In a recent interview in Salon, the filmmaker Agnieszka Holland is quoted, in reference to her new film In Darkness, as follows:
When I read the story I thought it would be great to try to create a taste of Lwow, even without showing the city — to show its spirit. We wanted to film in Lviv, but it was more expensive than Poland.
True, earlier in the paper there is a parenthetical reference to “Lwow, now Lviv,” but to a reader who might have missed it it would not be obvious, from the quoted statement, that the two toponyms (which should actually be written Lwów and L’viv) in the quotation refer to the same city.
I recently also read Aleksandar Hemon‘s novel The Lazarus Project, where the city is called only Lviv (though another city appears in different parts of the narration, taking place in different time periods, under the names Czernowitz and Chernivts). Yet another recent book dealing with the same place, but specifically with its Jewish history is titled A Murder in Lemberg, using the city’s German/Yiddish name.
In fact, the city was generally known in English as Lemberg throughout the 19th, and well into the 20th century. It is so called not only in the Jewish Encyclopedia (1906) but also in the Catholic Encyclopedia (1907–1912), in the English-language Baedeker Guide to Austria-Hungary (1905) — all these references are available online — as well as news reports from World War I. The Jewish Telegraphic Agency used it as late as 1929, while during the Soviet period (1941–1990) it used the Russian name Lvov.
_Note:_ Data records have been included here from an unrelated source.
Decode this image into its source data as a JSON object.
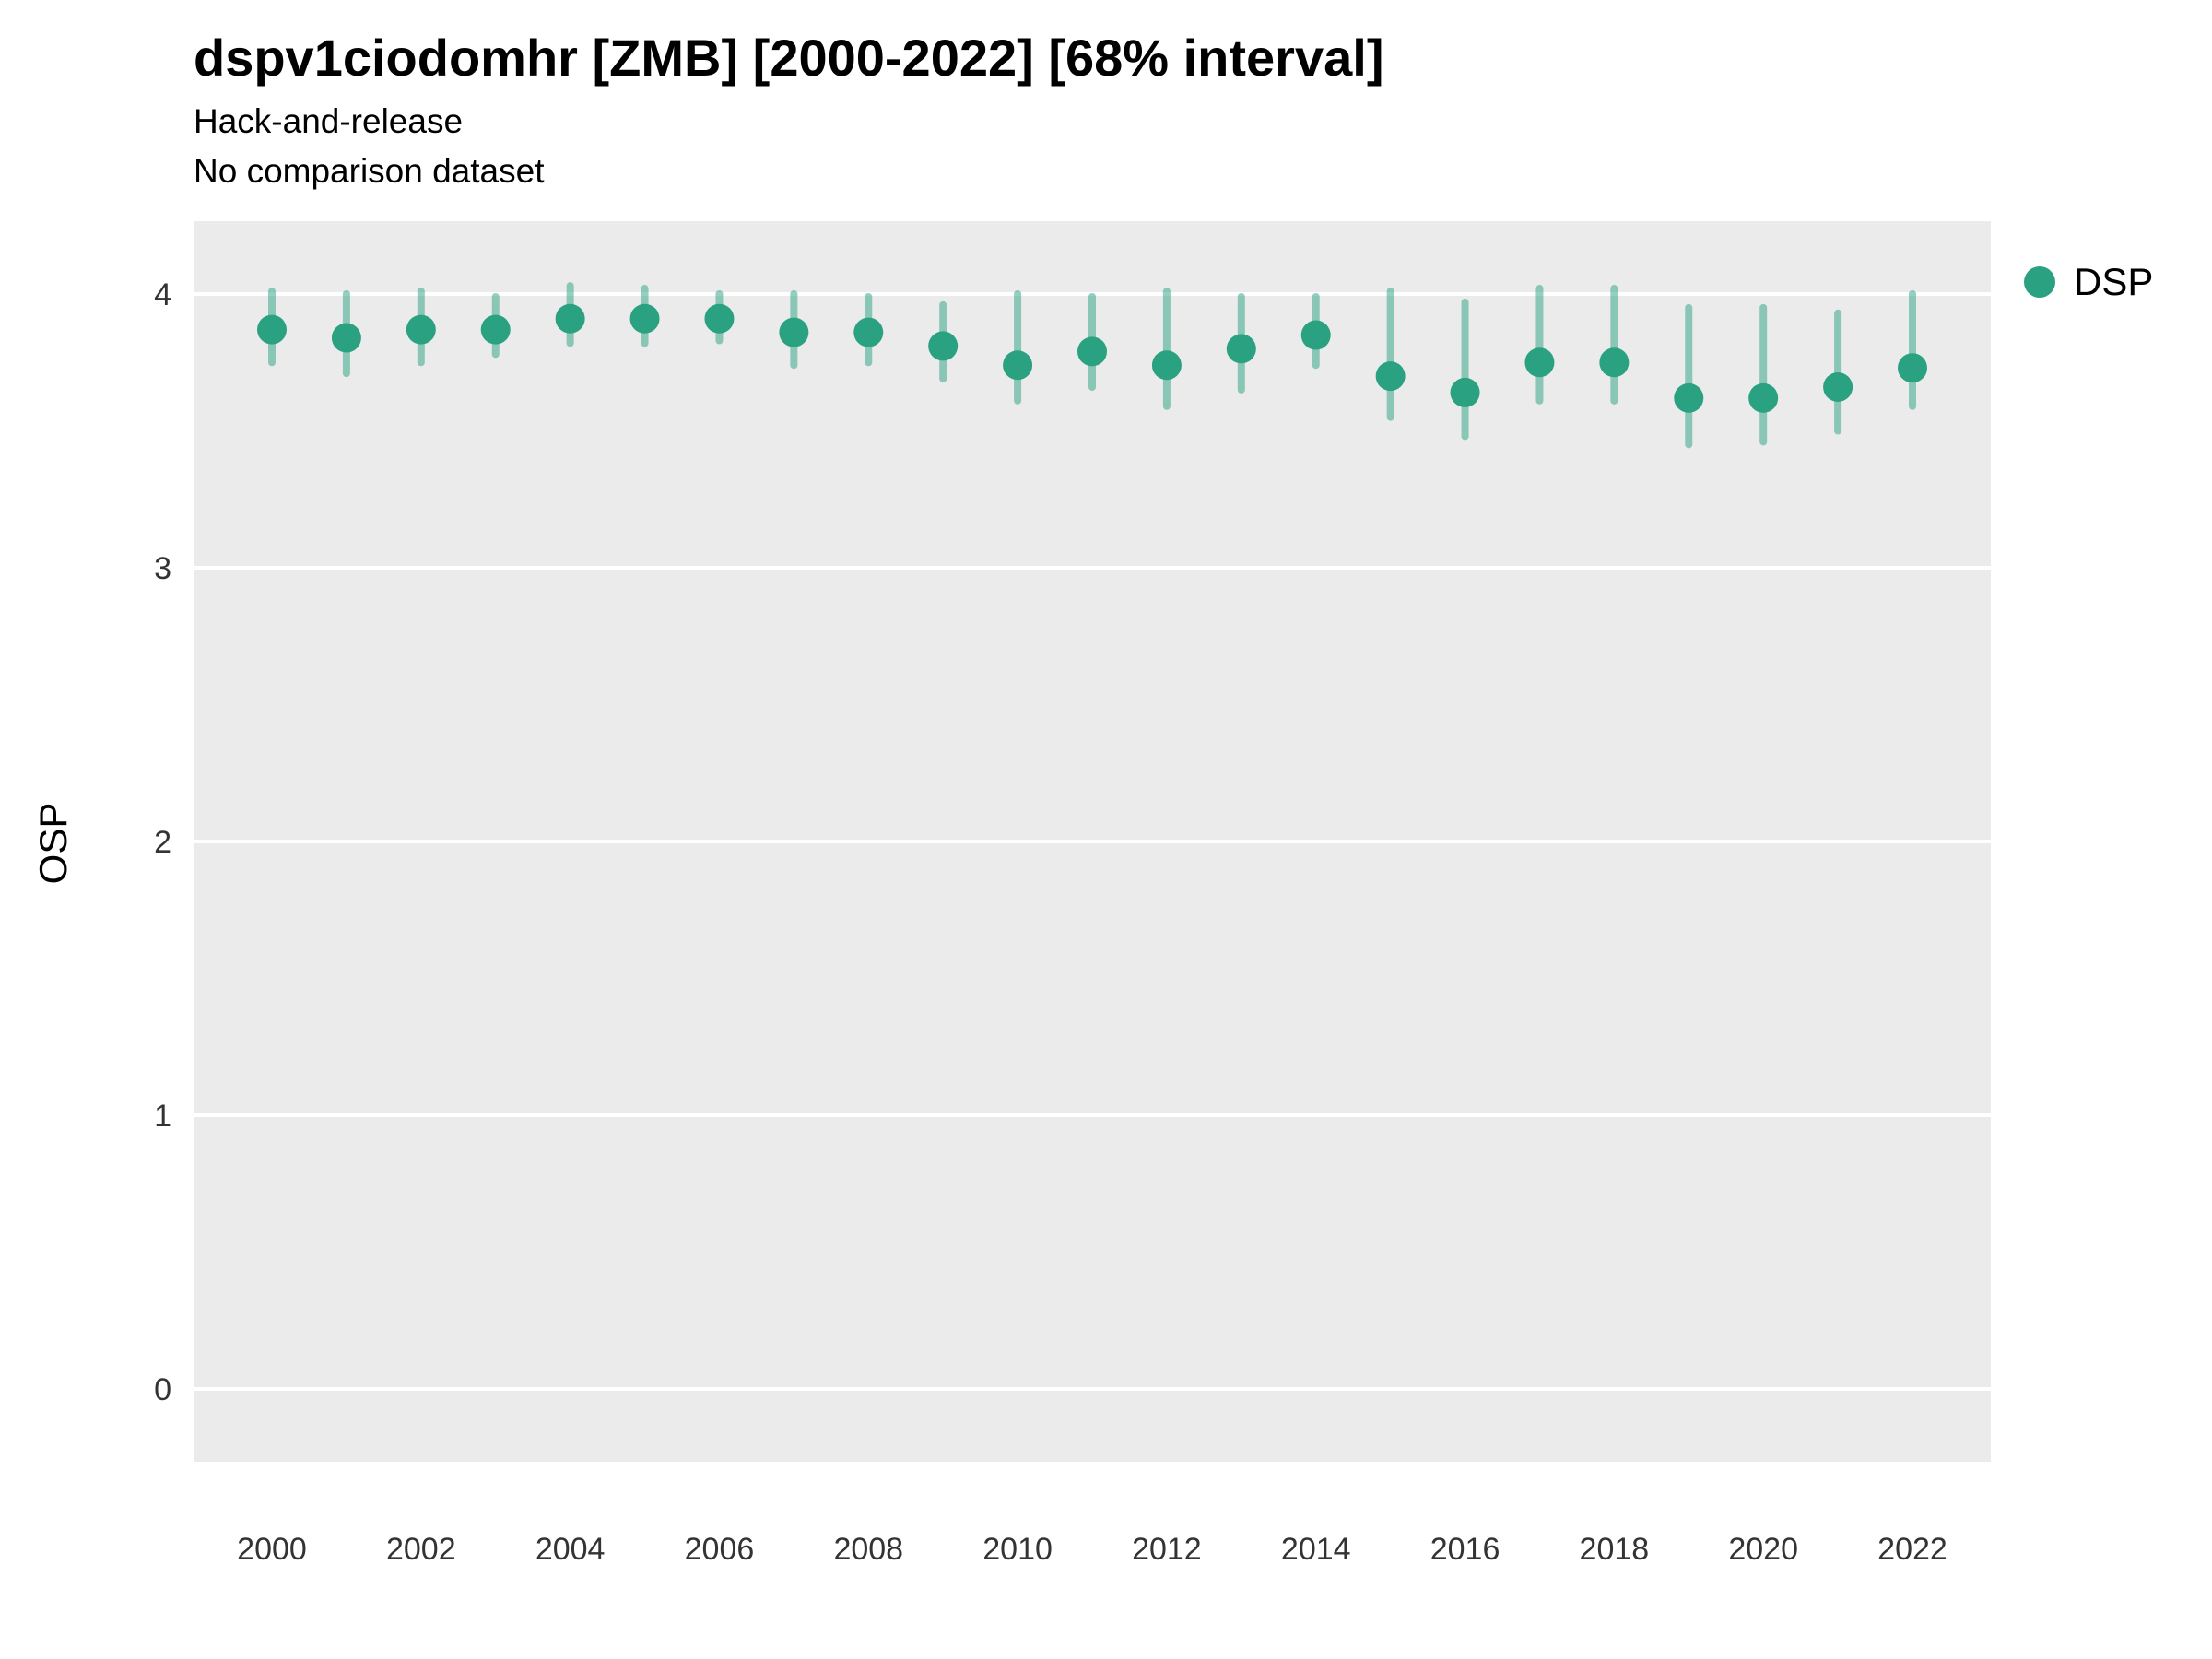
{
  "title": "dspv1ciodomhr [ZMB] [2000-2022] [68% interval]",
  "subtitle1": "Hack-and-release",
  "subtitle2": "No comparison dataset",
  "legend": {
    "label": "DSP",
    "color": "#2aa180"
  },
  "chart_data": {
    "type": "scatter",
    "title": "dspv1ciodomhr [ZMB] [2000-2022] [68% interval]",
    "subtitle": [
      "Hack-and-release",
      "No comparison dataset"
    ],
    "xlabel": "",
    "ylabel": "OSP",
    "ylim": [
      -0.27,
      4.27
    ],
    "interval_label": "68% interval",
    "grid": "horizontal-major-only",
    "legend_position": "right-top",
    "x": [
      2000,
      2001,
      2002,
      2003,
      2004,
      2005,
      2006,
      2007,
      2008,
      2009,
      2010,
      2011,
      2012,
      2013,
      2014,
      2015,
      2016,
      2017,
      2018,
      2019,
      2020,
      2021,
      2022
    ],
    "x_ticks": [
      2000,
      2002,
      2004,
      2006,
      2008,
      2010,
      2012,
      2014,
      2016,
      2018,
      2020,
      2022
    ],
    "y_ticks": [
      0,
      1,
      2,
      3,
      4
    ],
    "series": [
      {
        "name": "DSP",
        "values": [
          3.87,
          3.84,
          3.87,
          3.87,
          3.91,
          3.91,
          3.91,
          3.86,
          3.86,
          3.81,
          3.74,
          3.79,
          3.74,
          3.8,
          3.85,
          3.7,
          3.64,
          3.75,
          3.75,
          3.62,
          3.62,
          3.66,
          3.73
        ],
        "lower": [
          3.75,
          3.71,
          3.75,
          3.78,
          3.82,
          3.82,
          3.83,
          3.74,
          3.75,
          3.69,
          3.61,
          3.66,
          3.59,
          3.65,
          3.74,
          3.55,
          3.48,
          3.61,
          3.61,
          3.45,
          3.46,
          3.5,
          3.59
        ],
        "upper": [
          4.01,
          4.0,
          4.01,
          3.99,
          4.03,
          4.02,
          4.0,
          4.0,
          3.99,
          3.96,
          4.0,
          3.99,
          4.01,
          3.99,
          3.99,
          4.01,
          3.97,
          4.02,
          4.02,
          3.95,
          3.95,
          3.93,
          4.0
        ]
      }
    ],
    "colors": {
      "point": "#2aa180",
      "interval": "rgba(42,161,128,0.5)",
      "panel": "#ebebeb",
      "grid": "#ffffff",
      "tick_label": "#333333"
    }
  }
}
What gives? Why this compulsion to change the English names of cities in accordance with the preferred language of whoever is currently in control? We seem to do it only when this language changes. Elsewhere in Europe, in countries whose language has remained the same since the Middle Ages, historic cities often have English names that are quite different from their endonyms. In most cases these names are based on French, with the written form usually being the same as in French (Cologne, Munich, Prague, Belgrade, Seville, Turin, Milan, Florence, Rome, Naples) but sometimes slightly modified (Venice, Vienna, Geneva, Saragossa, Athens). In the north of Europe the names are either German-based (Copenhagen) or a hybrid of Germanic (German, Low German, Dutch) and French: Brussels (Brussel/Bruxelles), The Hague (Den Haag/La Haye), Warsaw (Warschau/Varsovie), Cracow (Krakau/Cracovie).
Historic cities in the Arab world are also not called in English by their Arabic names but by names that may be based on their Biblical form (Damascus, Tyre) or on Italian (Tripoli, Aleppo, Cairo).
Why don’t we, then, stick with an easy-to-say German-based name like Lemberg instead of forcing ourselves to pronounce the very un-English combination /lv/ with a palatal /l/ (palatalized as [ʎ] in Russian and Ukrainian)? It’s what I intend to do from now on.